One example that has affected this upcoming election, balancing budgets and deficits, first emerged as an ideological position in Alberta during the 1990s. Ralph Klein had been elected Premier on the idea that Alberta needed austerity to get out of a massive debt that had accumulated over the years of oil glut. Premier Klein slashed government spending by over 20 per-cent and lowered corporate taxes creating the “Alberta Advantage.” This, along with an improvement in crude oil costs, helped Alberta climb out of a massive deficit under Klein’s tenure. His provincial ideology would later permeate across Canada as the federal governments’ attempts to balance deficits became major political priorities for the first time in a half-century, beginning with Prime Minister Jean Chretien’s Liberals and his successor, Paul Martin.
In 2015, the election debates and speeches have been heavily focused on deficits and balancing the economy. Among political pundits (and likely the general population) it is assumed that the supposedly entrenched Conservative ideology of balanced budgets has led Stephen Harper to campaign on eliminating deficits, while forcing other parties to respond. Thomas Mulcair and the New Democrat Party have stated that they will balance the books no matter what, which is definitely a change in fiscal ideology from previous NDP positions under Jack Layton, Audrey McLaughlin, and Ed Broadbent. Meanwhile the Liberals under Justin Trudeau have argued that small deficits are needed, even though just two months ago Trudeau called for no deficits. Prime Minister Harper has led this ideological charge in hopes of winning the election this year, but it is important to understand this change as part of an ideological shift that began in Canada with Premier Klein’s election in 1992. (And itself is part of global political change solidified in the 1980s under President Ronald Reagan or Prime Minister Margaret Thatcher.)
So what does all this mean? How can a voter understand that despite the fact that the Conservatives have been ideological opposed to deficits, they have ran six straight deficits since being in office.

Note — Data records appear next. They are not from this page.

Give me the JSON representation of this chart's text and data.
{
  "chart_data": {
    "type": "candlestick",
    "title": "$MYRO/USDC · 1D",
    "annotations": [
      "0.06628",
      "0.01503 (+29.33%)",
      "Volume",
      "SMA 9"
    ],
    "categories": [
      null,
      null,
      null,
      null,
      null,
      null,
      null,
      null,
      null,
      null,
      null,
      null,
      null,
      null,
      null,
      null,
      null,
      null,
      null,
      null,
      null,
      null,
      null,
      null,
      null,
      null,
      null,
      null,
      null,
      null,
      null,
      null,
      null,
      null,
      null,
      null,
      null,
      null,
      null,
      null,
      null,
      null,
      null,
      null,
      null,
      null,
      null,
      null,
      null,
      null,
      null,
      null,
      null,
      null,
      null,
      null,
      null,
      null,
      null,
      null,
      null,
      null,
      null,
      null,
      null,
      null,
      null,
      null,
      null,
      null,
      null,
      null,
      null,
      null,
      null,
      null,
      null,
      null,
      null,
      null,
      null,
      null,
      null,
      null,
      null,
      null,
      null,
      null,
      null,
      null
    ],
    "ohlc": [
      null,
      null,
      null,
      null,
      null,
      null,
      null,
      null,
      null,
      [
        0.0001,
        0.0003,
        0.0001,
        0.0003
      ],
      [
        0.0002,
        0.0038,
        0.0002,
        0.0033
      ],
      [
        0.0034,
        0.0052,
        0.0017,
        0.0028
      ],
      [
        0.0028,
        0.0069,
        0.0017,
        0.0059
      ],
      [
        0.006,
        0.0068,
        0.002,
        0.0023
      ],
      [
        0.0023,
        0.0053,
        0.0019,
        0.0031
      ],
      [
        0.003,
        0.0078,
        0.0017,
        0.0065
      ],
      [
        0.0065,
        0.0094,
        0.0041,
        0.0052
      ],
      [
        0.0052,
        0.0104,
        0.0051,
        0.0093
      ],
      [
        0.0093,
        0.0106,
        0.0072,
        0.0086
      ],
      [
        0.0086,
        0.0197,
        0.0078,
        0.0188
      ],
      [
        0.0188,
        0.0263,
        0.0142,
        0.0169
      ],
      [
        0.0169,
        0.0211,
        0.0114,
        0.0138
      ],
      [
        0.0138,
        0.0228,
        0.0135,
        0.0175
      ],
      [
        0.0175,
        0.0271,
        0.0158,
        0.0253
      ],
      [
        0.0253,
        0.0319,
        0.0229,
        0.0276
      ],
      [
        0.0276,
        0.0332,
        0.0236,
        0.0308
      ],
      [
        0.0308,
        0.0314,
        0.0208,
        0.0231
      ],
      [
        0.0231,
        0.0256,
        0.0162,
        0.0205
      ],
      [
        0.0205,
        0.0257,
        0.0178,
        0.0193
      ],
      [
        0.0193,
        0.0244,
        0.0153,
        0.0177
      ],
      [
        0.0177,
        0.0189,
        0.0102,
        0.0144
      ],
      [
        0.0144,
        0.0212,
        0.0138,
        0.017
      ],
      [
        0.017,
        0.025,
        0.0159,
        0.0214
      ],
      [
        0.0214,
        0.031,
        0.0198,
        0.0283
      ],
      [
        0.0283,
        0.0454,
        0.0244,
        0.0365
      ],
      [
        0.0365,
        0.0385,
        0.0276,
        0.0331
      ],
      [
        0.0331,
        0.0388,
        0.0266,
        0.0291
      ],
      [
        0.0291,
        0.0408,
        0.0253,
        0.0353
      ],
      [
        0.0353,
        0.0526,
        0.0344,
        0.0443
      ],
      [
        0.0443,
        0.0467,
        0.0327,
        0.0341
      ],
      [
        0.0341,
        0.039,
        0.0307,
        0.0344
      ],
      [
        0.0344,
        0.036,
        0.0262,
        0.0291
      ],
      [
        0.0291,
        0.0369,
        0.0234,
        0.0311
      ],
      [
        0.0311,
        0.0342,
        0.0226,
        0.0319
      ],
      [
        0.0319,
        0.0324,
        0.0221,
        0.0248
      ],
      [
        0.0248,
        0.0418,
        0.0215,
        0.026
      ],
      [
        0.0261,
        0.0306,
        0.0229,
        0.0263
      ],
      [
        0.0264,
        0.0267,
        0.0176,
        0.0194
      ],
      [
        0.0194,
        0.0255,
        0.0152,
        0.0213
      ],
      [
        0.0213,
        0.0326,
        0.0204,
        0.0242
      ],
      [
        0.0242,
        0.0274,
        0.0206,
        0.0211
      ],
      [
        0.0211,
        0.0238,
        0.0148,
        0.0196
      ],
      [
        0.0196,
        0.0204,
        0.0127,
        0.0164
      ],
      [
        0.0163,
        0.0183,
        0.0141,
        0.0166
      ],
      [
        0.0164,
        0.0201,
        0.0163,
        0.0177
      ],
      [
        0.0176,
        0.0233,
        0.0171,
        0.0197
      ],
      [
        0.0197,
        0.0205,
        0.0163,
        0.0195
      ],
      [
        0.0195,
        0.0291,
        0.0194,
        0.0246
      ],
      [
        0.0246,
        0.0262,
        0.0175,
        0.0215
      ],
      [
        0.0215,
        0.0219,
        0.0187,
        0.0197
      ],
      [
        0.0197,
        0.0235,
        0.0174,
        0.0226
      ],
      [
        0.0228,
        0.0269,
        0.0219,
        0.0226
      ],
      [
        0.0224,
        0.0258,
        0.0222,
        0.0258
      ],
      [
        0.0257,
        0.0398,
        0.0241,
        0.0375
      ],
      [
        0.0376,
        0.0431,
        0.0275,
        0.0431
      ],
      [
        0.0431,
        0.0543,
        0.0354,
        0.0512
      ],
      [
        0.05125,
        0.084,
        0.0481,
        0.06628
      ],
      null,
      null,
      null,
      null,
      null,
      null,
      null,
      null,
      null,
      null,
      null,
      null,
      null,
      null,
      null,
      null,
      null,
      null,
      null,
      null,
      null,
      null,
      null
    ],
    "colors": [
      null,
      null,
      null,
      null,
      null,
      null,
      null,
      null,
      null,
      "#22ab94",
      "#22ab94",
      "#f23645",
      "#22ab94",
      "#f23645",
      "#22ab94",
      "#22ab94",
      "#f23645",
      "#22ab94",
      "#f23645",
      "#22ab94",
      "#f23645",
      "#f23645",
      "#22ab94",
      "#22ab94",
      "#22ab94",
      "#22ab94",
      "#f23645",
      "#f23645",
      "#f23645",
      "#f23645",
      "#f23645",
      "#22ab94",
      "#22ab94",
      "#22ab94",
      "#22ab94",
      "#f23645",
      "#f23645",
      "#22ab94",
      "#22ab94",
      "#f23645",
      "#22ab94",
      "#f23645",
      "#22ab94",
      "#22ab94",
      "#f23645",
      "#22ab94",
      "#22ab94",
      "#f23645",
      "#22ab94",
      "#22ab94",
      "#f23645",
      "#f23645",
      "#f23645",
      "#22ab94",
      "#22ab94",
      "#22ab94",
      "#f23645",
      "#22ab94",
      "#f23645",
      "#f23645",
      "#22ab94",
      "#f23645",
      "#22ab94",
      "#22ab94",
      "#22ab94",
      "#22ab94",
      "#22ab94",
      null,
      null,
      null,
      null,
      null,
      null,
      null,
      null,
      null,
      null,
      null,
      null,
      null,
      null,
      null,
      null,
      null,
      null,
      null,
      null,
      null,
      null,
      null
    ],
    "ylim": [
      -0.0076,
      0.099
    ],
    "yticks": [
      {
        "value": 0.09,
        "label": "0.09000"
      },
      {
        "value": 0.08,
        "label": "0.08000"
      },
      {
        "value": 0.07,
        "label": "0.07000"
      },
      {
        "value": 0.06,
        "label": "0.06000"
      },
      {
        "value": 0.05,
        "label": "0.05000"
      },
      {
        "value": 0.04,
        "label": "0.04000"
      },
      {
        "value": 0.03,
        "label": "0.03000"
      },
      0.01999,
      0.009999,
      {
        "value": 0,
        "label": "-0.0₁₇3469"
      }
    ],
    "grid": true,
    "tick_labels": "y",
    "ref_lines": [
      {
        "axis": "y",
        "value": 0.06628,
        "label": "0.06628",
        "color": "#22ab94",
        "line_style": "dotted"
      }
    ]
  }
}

Is the federal government truly devoid of ideology, and has Prime Minister Harper been running on an ideology of rhetoric? Not quite. Rather, it means that regional differences have acted as a check on federal leader’s ideological ambitions. Instead, it is at the provincial level that ideological differences have taken shape as more homogenous provincial populations have lead political parties to differentiate themselves via ideological policies or reginal policy balancing. In Ottawa, ideology is usually sacrificed for national concerns such as unity, economic equality between regions, or future electoral success.
The federation that forms Canada has always had many different regions, cultures, and identities – and only has only become more diverse in the century and a half since its forming. These play powerfully on the federal government that is supposed to represent all Canadians. Prime Minister Harper and Mr. Mulcair’s current passion for deficit crushing is an acceptance of a provincial ideology that they have taken on as their own. Just like Mr. Trudeau’s deficit inducing plan can be taken right out of the Ontario provincial Liberal party’s ideology. Each have had “test runs” so to speak, where their success has been proven in far more accommodating environments. So in the end, how much does a federal leader’s ideology play out at the federal level? Apparently, not that much.